Le vieux Ramus souffla un moment, tandis que les deux Pardaillan le regardaient avec un étonnement mélangé de gratitude.
– Je vois ce qui vous étonne, messieurs, reprit le savant avec sa belle humeur de bon vieillard, vous vous demandez comment j’ai pu mentir ainsi… J’en rougissais bien un peu, mais il fallait vous sauver, et un petit mensonge par-ci, une petite flatterie par-là ne sont pas de bien gros crimes…
– Vous êtes un digne homme! s’écria Pardaillan père.

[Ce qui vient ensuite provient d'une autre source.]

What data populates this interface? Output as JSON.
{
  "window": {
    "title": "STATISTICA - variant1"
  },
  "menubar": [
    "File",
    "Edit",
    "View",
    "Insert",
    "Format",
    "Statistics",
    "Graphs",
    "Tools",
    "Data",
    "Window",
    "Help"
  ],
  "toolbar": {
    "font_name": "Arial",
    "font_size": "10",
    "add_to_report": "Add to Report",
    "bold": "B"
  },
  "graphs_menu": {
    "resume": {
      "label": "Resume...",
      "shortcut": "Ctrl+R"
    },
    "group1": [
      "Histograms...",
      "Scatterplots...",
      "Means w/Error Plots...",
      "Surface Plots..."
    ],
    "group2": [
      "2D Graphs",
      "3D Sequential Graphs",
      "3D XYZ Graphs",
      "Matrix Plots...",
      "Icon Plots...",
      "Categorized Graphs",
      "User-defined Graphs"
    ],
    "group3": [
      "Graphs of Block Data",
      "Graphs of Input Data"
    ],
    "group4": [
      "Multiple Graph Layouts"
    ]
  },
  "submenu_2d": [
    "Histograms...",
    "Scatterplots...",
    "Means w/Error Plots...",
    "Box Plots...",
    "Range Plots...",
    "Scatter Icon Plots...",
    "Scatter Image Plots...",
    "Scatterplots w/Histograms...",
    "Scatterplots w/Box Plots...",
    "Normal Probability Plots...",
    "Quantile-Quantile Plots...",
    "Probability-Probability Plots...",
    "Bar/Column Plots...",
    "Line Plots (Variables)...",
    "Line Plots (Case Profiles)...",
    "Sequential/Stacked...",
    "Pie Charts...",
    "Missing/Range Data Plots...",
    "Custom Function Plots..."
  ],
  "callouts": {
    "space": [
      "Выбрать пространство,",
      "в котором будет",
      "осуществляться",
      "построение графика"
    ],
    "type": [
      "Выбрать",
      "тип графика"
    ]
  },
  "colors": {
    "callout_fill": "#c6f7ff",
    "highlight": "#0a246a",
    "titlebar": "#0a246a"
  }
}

– Bref, continua le savant, le propriétaire refuse de me louer sa maison pour huit jours. Je lui propose cent livres pour six jours, il refuse… deux cent livres pour cinq jours, il refuse… Enfin, j’obtiens la maison pour trois jours, je ne vous dirai pas à quel prix… Je m’y installe aussitôt… et me voici…
– Corbacque, monsieur, touchez-là! s’écria le vieux routier.
Le savant laissa tomber sa main dans celle de Pardaillan, et ajouta simplement:
– Vous n’avez plus qu’à me suivre. Vous sortirez d’ici de la façon la plus naturelle du monde, c’est-à-dire par la porte, laquelle porte n’est point surveillée, car elle donne sur la ruelle…
– Monsieur, dit alors le chevalier, pour des motifs que monsieur mon père vous expliquera, nous ne pouvons partir… du moins pas tout de suite. Je serai donc seul, pour l’instant, à profiter de l’issue que vous nous offrez. Veuillez donc m’accompagner, je vous prie, jusqu’à la porte, je m’éloignerai, tandis que mon père vous donnera les explications nécessaires.
– Venez, jeune homme!
Le savant descendit encore un escalier. Le chevalier se trouva devant une porte qu’il entrebâilla. Il se tourna alors vers Ramus, s’inclina profondément, et dit:
– Mon père, je vous remercie…
Le savant tressaillit. Ce titre de père que lui accordait le jeune homme, le ton avec lequel il avait parlé l’émurent et lui parurent la plus digne récompense de ce qu’il avait fait.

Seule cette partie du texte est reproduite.